En su magnífico libro Good Strategy / Bad Strategy, Richard Rumelt señala que una estrategia no tiene por qué ser revisada cada año  -práctica que muchas empresas realizan anualmente-, sino que cada año se pueden revisar objetivos concretos y planificación, pero que la estrategia debe plantearse como un plan a más largo plazo y debe replantearse cuando las circunstancias internas o externas presenten algún nuevo desafío u oportunidad ante el cual sea necesario reposicionarse. De seguir todo igual, nuestra estrategia debería ser nuestra estrella polar y nosotros seguir las acciones y políticas planteadas sin distraernos ante los objetos brillantes que nos encontremos por el camino.

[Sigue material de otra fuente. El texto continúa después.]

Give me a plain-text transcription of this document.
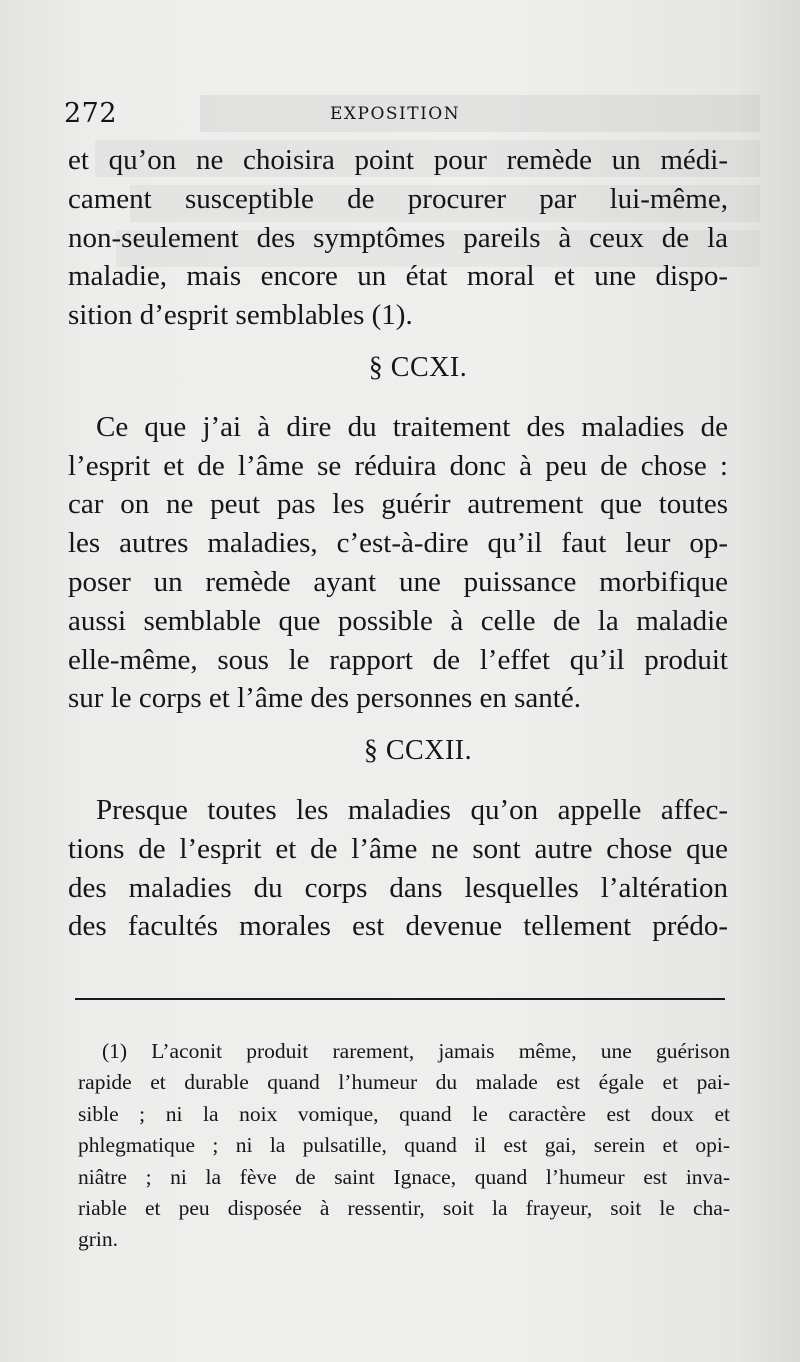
272	EXPOSITION
et qu’on ne choisira point pour remède un médi-
cament susceptible de procurer par lui-même,
non-seulement des symptômes pareils à ceux de la
maladie, mais encore un état moral et une dispo-
sition d’esprit semblables (1).
§ CCXI.
Ce que j’ai à dire du traitement des maladies de
l’esprit et de l’âme se réduira donc à peu de chose :
car on ne peut pas les guérir autrement que toutes
les autres maladies, c’est-à-dire qu’il faut leur op-
poser un remède ayant une puissance morbifique
aussi semblable que possible à celle de la maladie
elle-même, sous le rapport de l’effet qu’il produit
sur le corps et l’âme des personnes en santé.
§ CCXII.
Presque toutes les maladies qu’on appelle affec-
tions de l’esprit et de l’âme ne sont autre chose que
des maladies du corps dans lesquelles l’altération
des facultés morales est devenue tellement prédo-
(1) L’aconit produit rarement, jamais même, une guérison
rapide et durable quand l’humeur du malade est égale et pai-
sible ; ni la noix vomique, quand le caractère est doux et
phlegmatique ; ni la pulsatille, quand il est gai, serein et opi-
niâtre ; ni la fève de saint Ignace, quand l’humeur est inva-
riable et peu disposée à ressentir, soit la frayeur, soit le cha-
grin.
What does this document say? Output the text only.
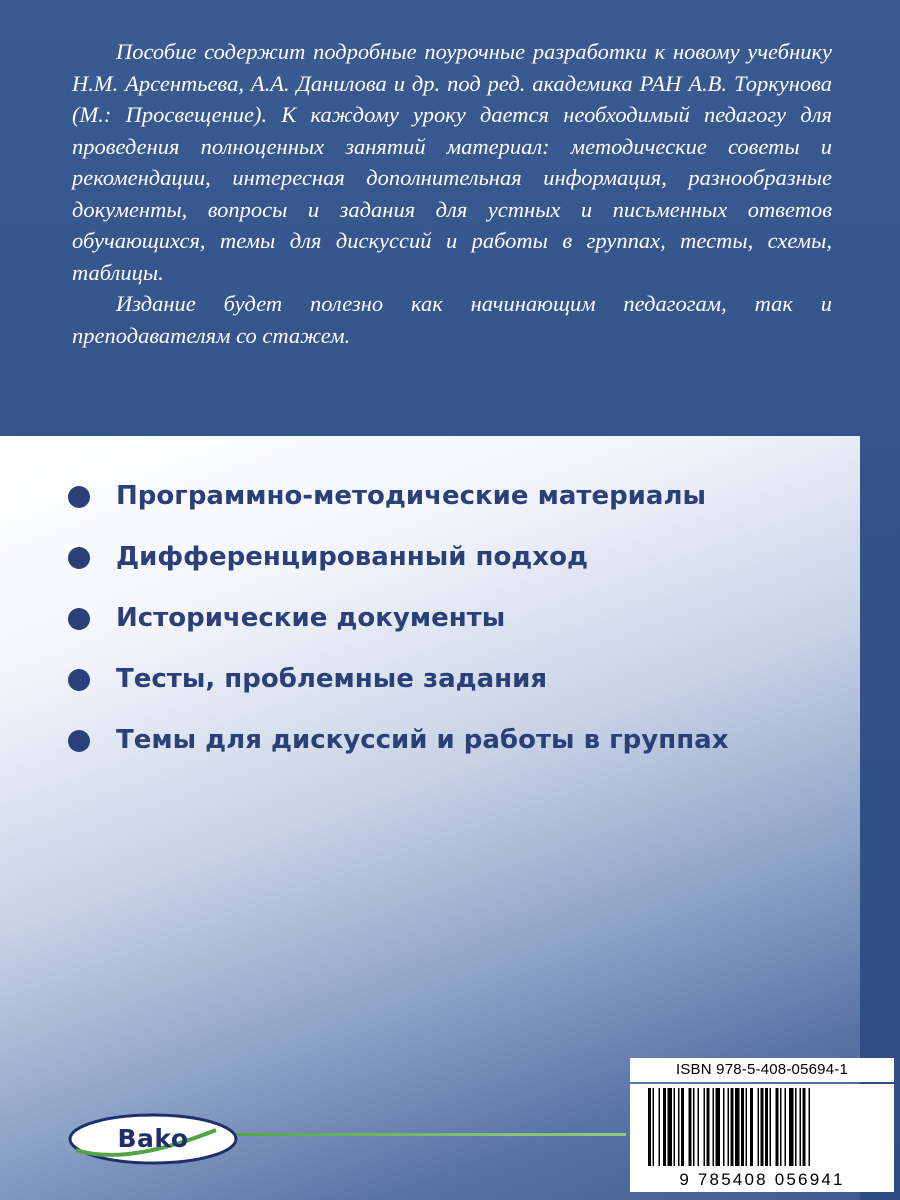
Пособие содержит подробные поурочные разработки к новому учебнику Н.М. Арсентьева, А.А. Данилова и др. под ред. академика РАН А.В. Торкунова (М.: Просвещение). К каждому уроку дается необходимый педагогу для проведения полноценных занятий материал: методические советы и рекомендации, интересная дополнительная информация, разнообразные документы, вопросы и задания для устных и письменных ответов обучающихся, темы для дискуссий и работы в группах, тесты, схемы, таблицы.

Издание будет полезно как начинающим педагогам, так и преподавателям со стажем.

Программно-методические материалы
Дифференцированный подход
Исторические документы
Тесты, проблемные задания
Темы для дискуссий и работы в группах
Bako
ISBN 978-5-408-05694-1
9 785408 056941
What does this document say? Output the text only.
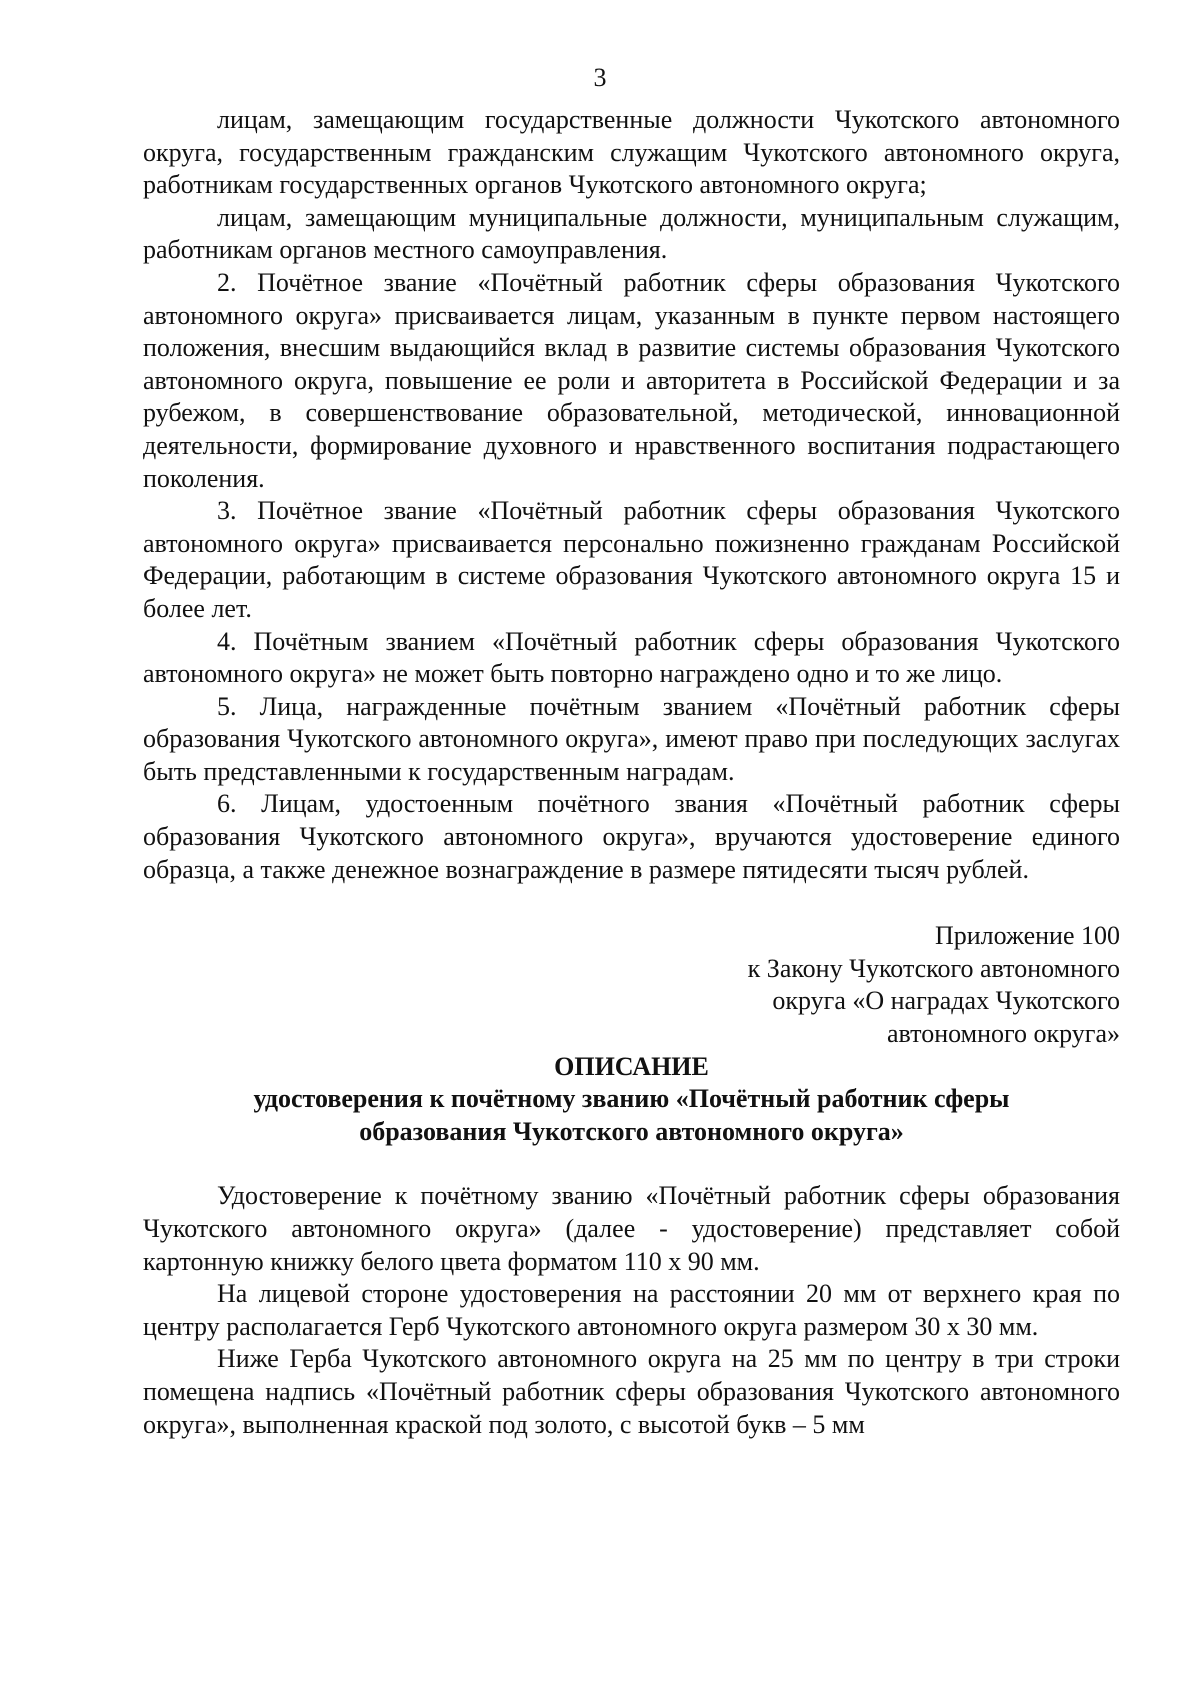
3

лицам, замещающим государственные должности Чукотского автономного округа, государственным гражданским служащим Чукотского автономного округа, работникам государственных органов Чукотского автономного округа;

лицам, замещающим муниципальные должности, муниципальным служащим, работникам органов местного самоуправления.

2. Почётное звание «Почётный работник сферы образования Чукотского автономного округа» присваивается лицам, указанным в пункте первом настоящего положения, внесшим выдающийся вклад в развитие системы образования Чукотского автономного округа, повышение ее роли и авторитета в Российской Федерации и за рубежом, в совершенствование образовательной, методической, инновационной деятельности, формирование духовного и нравственного воспитания подрастающего поколения.

3. Почётное звание «Почётный работник сферы образования Чукотского автономного округа» присваивается персонально пожизненно гражданам Российской Федерации, работающим в системе образования Чукотского автономного округа 15 и более лет.

4. Почётным званием «Почётный работник сферы образования Чукотского автономного округа» не может быть повторно награждено одно и то же лицо.

5. Лица, награжденные почётным званием «Почётный работник сферы образования Чукотского автономного округа», имеют право при последующих заслугах быть представленными к государственным наградам.

6. Лицам, удостоенным почётного звания «Почётный работник сферы образования Чукотского автономного округа», вручаются удостоверение единого образца, а также денежное вознаграждение в размере пятидесяти тысяч рублей.

Приложение 100
к Закону Чукотского автономного
округа «О наградах Чукотского
автономного округа»
ОПИСАНИЕ
удостоверения к почётному званию «Почётный работник сферы образования Чукотского автономного округа»

Удостоверение к почётному званию «Почётный работник сферы образования Чукотского автономного округа» (далее - удостоверение) представляет собой картонную книжку белого цвета форматом 110 х 90 мм.

На лицевой стороне удостоверения на расстоянии 20 мм от верхнего края по центру располагается Герб Чукотского автономного округа размером 30 х 30 мм.

Ниже Герба Чукотского автономного округа на 25 мм по центру в три строки помещена надпись «Почётный работник сферы образования Чукотского автономного округа», выполненная краской под золото, с высотой букв – 5 мм
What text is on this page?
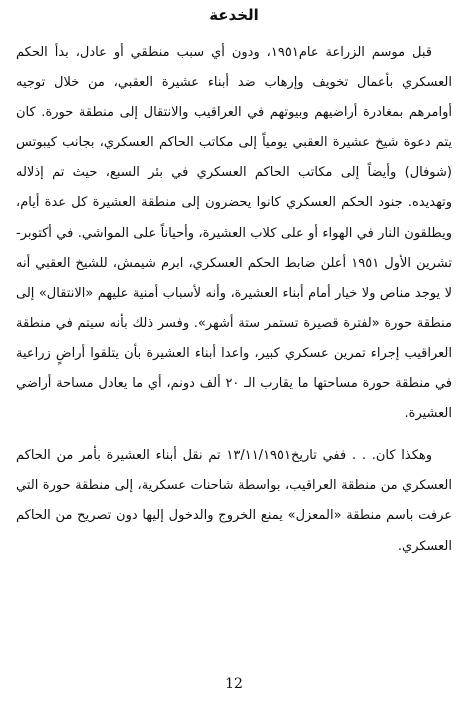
الخدعة

قبل موسم الزراعة عام١٩٥١، ودون أي سبب منطقي أو عادل، بدأ الحكم العسكري بأعمال تخويف وإرهاب ضد أبناء عشيرة العقبي، من خلال توجيه أوامرهم بمغادرة أراضيهم وبيوتهم في العراقيب والانتقال إلى منطقة حورة. كان يتم دعوة شيخ عشيرة العقبي يومياً إلى مكاتب الحاكم العسكري، بجانب كيبوتس (شوفال) وأيضاً إلى مكاتب الحاكم العسكري في بئر السبع، حيث تم إذلاله وتهديده. جنود الحكم العسكري كانوا يحضرون إلى منطقة العشيرة كل عدة أيام، ويطلقون النار في الهواء أو على كلاب العشيرة، وأحياناً على المواشي. في أكتوبر-تشرين الأول ١٩٥١ أعلن ضابط الحكم العسكري، ابرم شيمش، للشيخ العقبي أنه لا يوجد مناص ولا خيار أمام أبناء العشيرة، وأنه لأسباب أمنية عليهم «الانتقال» إلى منطقة حورة «لفترة قصيرة تستمر ستة أشهر». وفسر ذلك بأنه سيتم في منطقة العراقيب إجراء تمرين عسكري كبير، واعدا أبناء العشيرة بأن يتلقوا أراضٍ زراعية في منطقة حورة مساحتها ما يقارب الـ ٢٠ ألف دونم، أي ما يعادل مساحة أراضي العشيرة.

وهكذا كان. . . ففي تاريخ١٣/١١/١٩٥١ تم نقل أبناء العشيرة بأمر من الحاكم العسكري من منطقة العراقيب، بواسطة شاحنات عسكرية، إلى منطقة حورة التي عرفت باسم منطقة «المعزل» يمنع الخروج والدخول إليها دون تصريح من الحاكم العسكري.

12
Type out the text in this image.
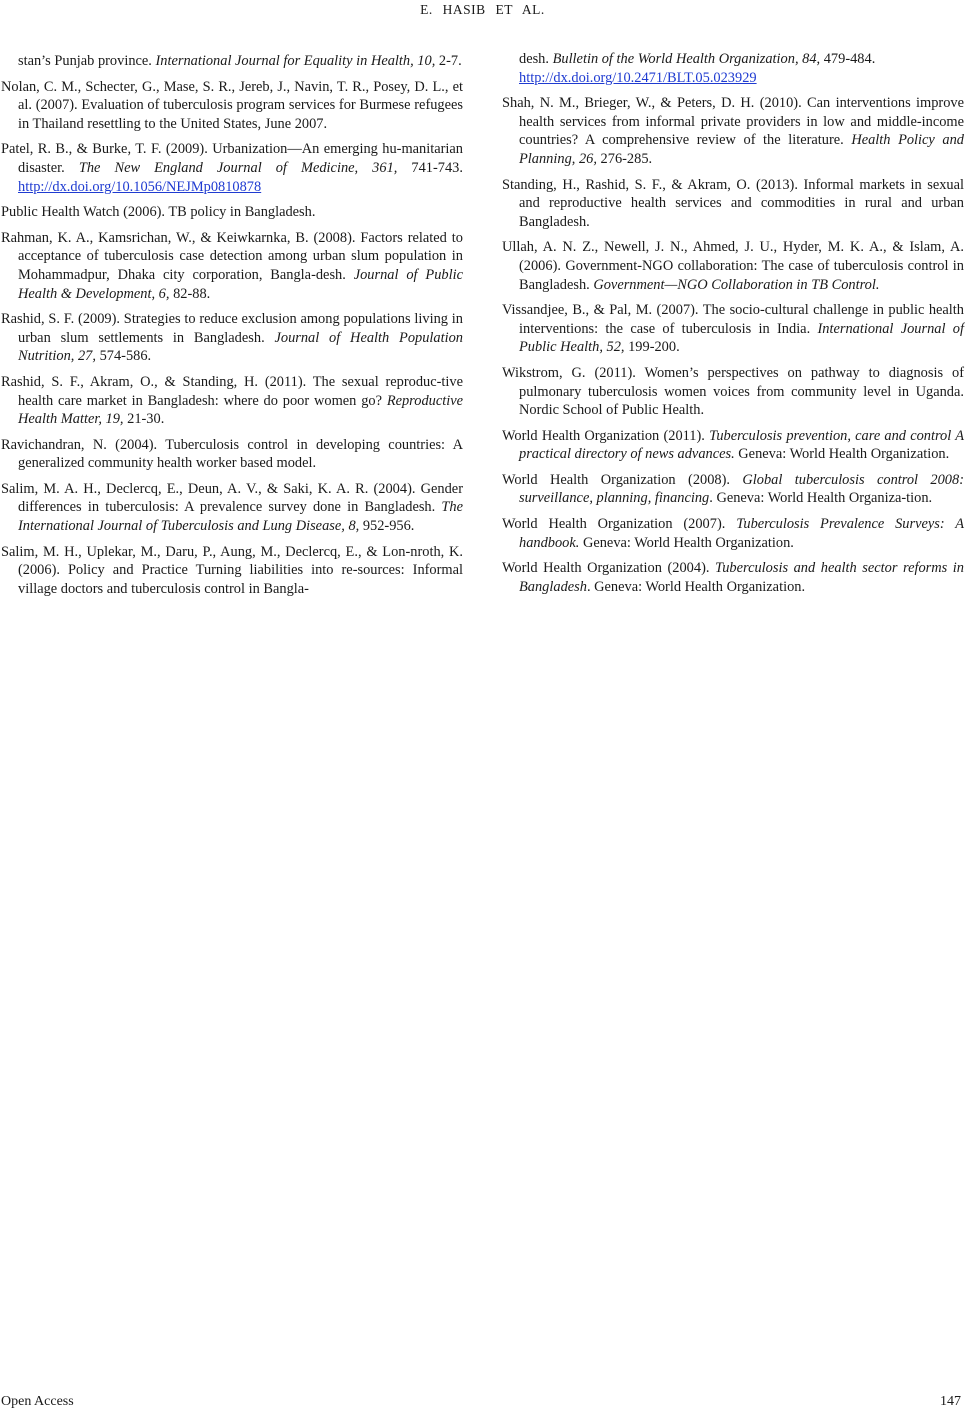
E. HASIB ET AL.

stan’s Punjab province. International Journal for Equality in Health, 10, 2-7.

Nolan, C. M., Schecter, G., Mase, S. R., Jereb, J., Navin, T. R., Posey, D. L., et al. (2007). Evaluation of tuberculosis program services for Burmese refugees in Thailand resettling to the United States, June 2007.

Patel, R. B., & Burke, T. F. (2009). Urbanization—An emerging hu-manitarian disaster. The New England Journal of Medicine, 361, 741-743. http://dx.doi.org/10.1056/NEJMp0810878

Public Health Watch (2006). TB policy in Bangladesh.

Rahman, K. A., Kamsrichan, W., & Keiwkarnka, B. (2008). Factors related to acceptance of tuberculosis case detection among urban slum population in Mohammadpur, Dhaka city corporation, Bangla-desh. Journal of Public Health & Development, 6, 82-88.

Rashid, S. F. (2009). Strategies to reduce exclusion among populations living in urban slum settlements in Bangladesh. Journal of Health Population Nutrition, 27, 574-586.

Rashid, S. F., Akram, O., & Standing, H. (2011). The sexual reproduc-tive health care market in Bangladesh: where do poor women go? Reproductive Health Matter, 19, 21-30.

Ravichandran, N. (2004). Tuberculosis control in developing countries: A generalized community health worker based model.

Salim, M. A. H., Declercq, E., Deun, A. V., & Saki, K. A. R. (2004). Gender differences in tuberculosis: A prevalence survey done in Bangladesh. The International Journal of Tuberculosis and Lung Disease, 8, 952-956.

Salim, M. H., Uplekar, M., Daru, P., Aung, M., Declercq, E., & Lon-nroth, K. (2006). Policy and Practice Turning liabilities into re-sources: Informal village doctors and tuberculosis control in Bangla-

desh. Bulletin of the World Health Organization, 84, 479-484.
http://dx.doi.org/10.2471/BLT.05.023929

Shah, N. M., Brieger, W., & Peters, D. H. (2010). Can interventions improve health services from informal private providers in low and middle-income countries? A comprehensive review of the literature. Health Policy and Planning, 26, 276-285.

Standing, H., Rashid, S. F., & Akram, O. (2013). Informal markets in sexual and reproductive health services and commodities in rural and urban Bangladesh.

Ullah, A. N. Z., Newell, J. N., Ahmed, J. U., Hyder, M. K. A., & Islam, A. (2006). Government-NGO collaboration: The case of tuberculosis control in Bangladesh. Government—NGO Collaboration in TB Control.

Vissandjee, B., & Pal, M. (2007). The socio-cultural challenge in public health interventions: the case of tuberculosis in India. International Journal of Public Health, 52, 199-200.

Wikstrom, G. (2011). Women’s perspectives on pathway to diagnosis of pulmonary tuberculosis women voices from community level in Uganda. Nordic School of Public Health.

World Health Organization (2011). Tuberculosis prevention, care and control A practical directory of news advances. Geneva: World Health Organization.

World Health Organization (2008). Global tuberculosis control 2008: surveillance, planning, financing. Geneva: World Health Organiza-tion.

World Health Organization (2007). Tuberculosis Prevalence Surveys: A handbook. Geneva: World Health Organization.

World Health Organization (2004). Tuberculosis and health sector reforms in Bangladesh. Geneva: World Health Organization.

Open Access	147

No debemos confundir estrategia con marco estratégico

Cualquiera que se haya interesado por la estrategia a nivel teórico o práctico, habrá encontrado infinitud de marcos estratégicos y plantillas para abordar el proceso dentro de la empresa.

Todas las herramientas pueden ser útiles, pero ninguna es imprescindible y ninguna es la «adecuada». Lo importante a la hora de abordar la estrategia de tu empresa es analizar y pensar y, para ello, podemos utilizar varias herramientas clásicas (como el análisis DAFO o las 5 fuerzas de Porter) y elegir algún marco estratégico, podemos probar unas y otros buscando cuál nos resulta más útil, pero lo crucial, siempre, es el proceso de análisis y reflexión.

Analizar y reflexionar y, después, definir acciones concretas para abordar el desafío u oportunidad más interesante es lo que distingue las buenas de las malas estrategias.